Radio dispatchers employed by NYSTA handle communications for both the State Police and Thruway maintenance crews.
The Court of Appeals has recognized that "[p]rotecting health and safety is one of ... government's most important duties. Since [governmental agencies] are run by human beings, they sometimes fail in that duty, with harmful, even catastrophic, consequences. When that happens, as a general rule, the [governmental agency] is not required to pay damages to the person injured. The rationale for this rule is that the cost to [governmental agencies] of allowing recovery would be excessive; the threat of liability might deter or paralyze useful activity; and thus the net result of allowing recovery would be to make ... governments less, not more, effective in protecting their citizens" (Laratro v. City of New York, 8 N.Y.3d 79, 81–82, 828 N.Y.S.2d 280, 861 N.E.2d 95 [2006] ; see Applewhite v. Accuhealth, Inc., 21 N.Y.3d at 427, 972 N.Y.S.2d 169, 995 N.E.2d 131 ).
--------
Given our holding, and in light of claimants' failure to allege the existence of any special duty or relationship owed to Scozzafava, we need not address their remaining contention with respect to whether the failure to initially dispatch the State Police was a ministerial versus a discretionary function (see Valdez v.
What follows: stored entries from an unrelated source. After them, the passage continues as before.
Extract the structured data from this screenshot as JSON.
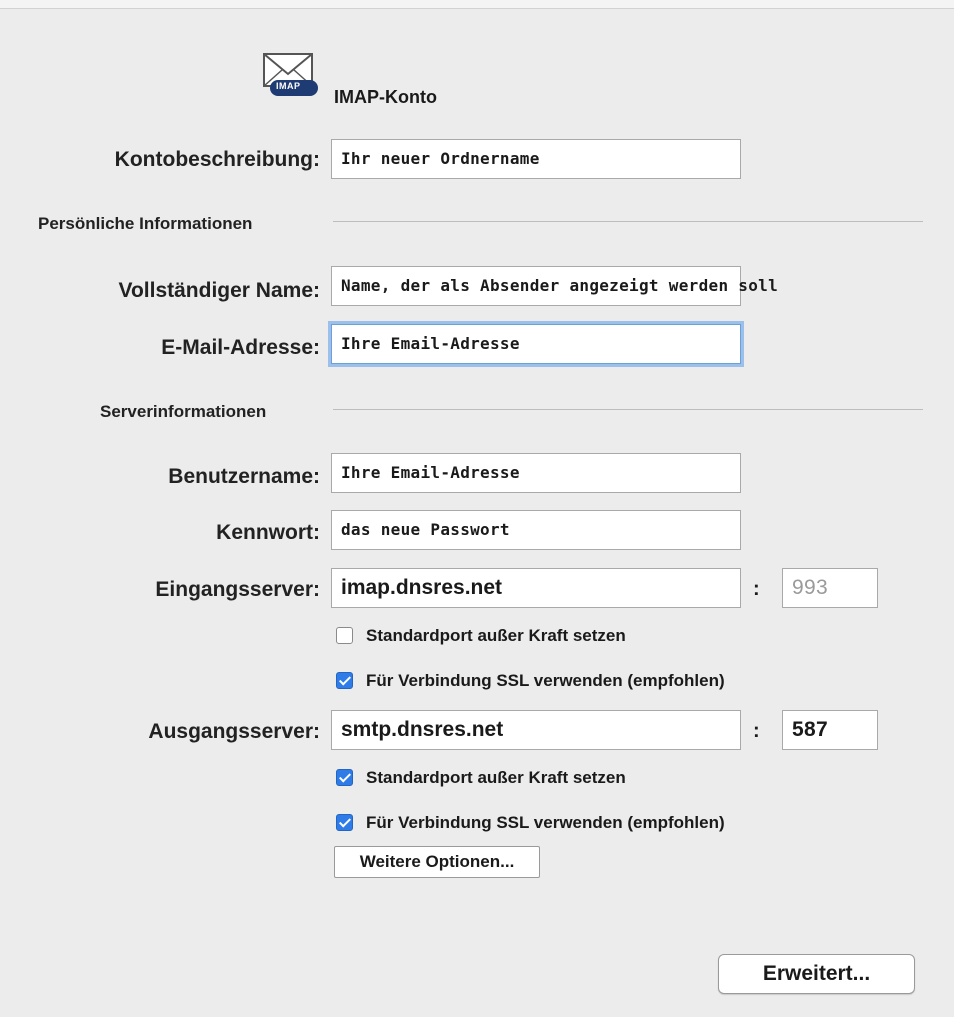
{
  "account": {
    "type_label": "IMAP-Konto",
    "icon_badge": "IMAP",
    "icon": "mail-envelope-icon"
  },
  "description": {
    "label": "Kontobeschreibung:",
    "value": "Ihr neuer Ordnername"
  },
  "personal": {
    "section_title": "Persönliche Informationen",
    "full_name": {
      "label": "Vollständiger Name:",
      "value": "Name, der als Absender angezeigt werden soll"
    },
    "email": {
      "label": "E-Mail-Adresse:",
      "value": "Ihre Email-Adresse"
    }
  },
  "server": {
    "section_title": "Serverinformationen",
    "username": {
      "label": "Benutzername:",
      "value": "Ihre Email-Adresse"
    },
    "password": {
      "label": "Kennwort:",
      "value": "das neue Passwort"
    },
    "incoming": {
      "label": "Eingangsserver:",
      "value": "imap.dnsres.net",
      "port_separator": ":",
      "port": "993",
      "override_port": {
        "label": "Standardport außer Kraft setzen",
        "checked": false
      },
      "use_ssl": {
        "label": "Für Verbindung SSL verwenden (empfohlen)",
        "checked": true
      }
    },
    "outgoing": {
      "label": "Ausgangsserver:",
      "value": "smtp.dnsres.net",
      "port_separator": ":",
      "port": "587",
      "override_port": {
        "label": "Standardport außer Kraft setzen",
        "checked": true
      },
      "use_ssl": {
        "label": "Für Verbindung SSL verwenden (empfohlen)",
        "checked": true
      }
    },
    "more_options_button": "Weitere Optionen..."
  },
  "advanced_button": "Erweitert...",
  "colors": {
    "checkbox_accent": "#2f7ce8",
    "focus_ring": "#9cc0ec",
    "background": "#ececec"
  }
}
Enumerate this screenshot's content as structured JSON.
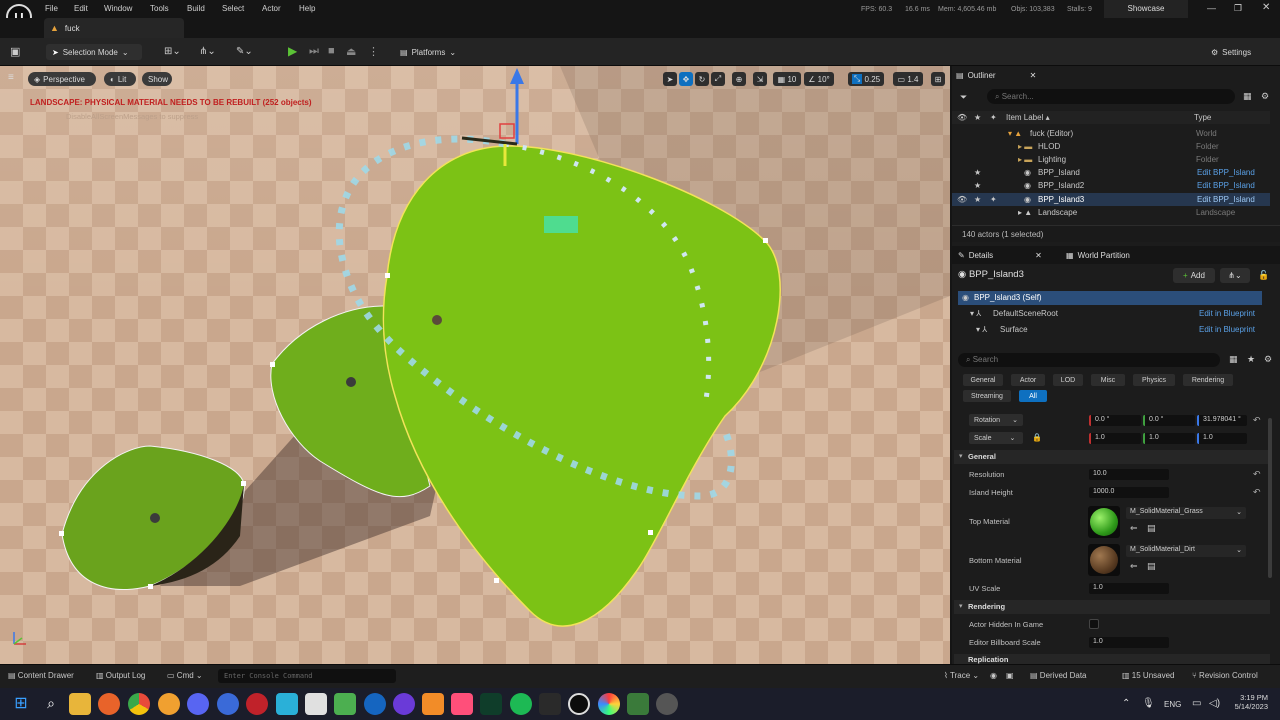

City of New York, 18 N.Y.3d 69, 75, 936 N.Y.S.2d 587, 960 N.E.2d 356 [2011] ; McClean v. City of New York, 12 N.Y.3d 194, 203, 878 N.Y.S.2d 238, 905 N.E.2d 1167 [2009] ; Drever v. State of New York, 134 A.D.3d 19, 25, 18 N.Y.S.3d 207 [2015] ; Lewis v. State of New York, 68 AD3d 1513, 1514, 892 N.Y.S.2d 583 [2009] ).
Lynch, Mulvey, Devine and Rumsey, JJ., concur.
ORDERED that the order is affirmed, without costs.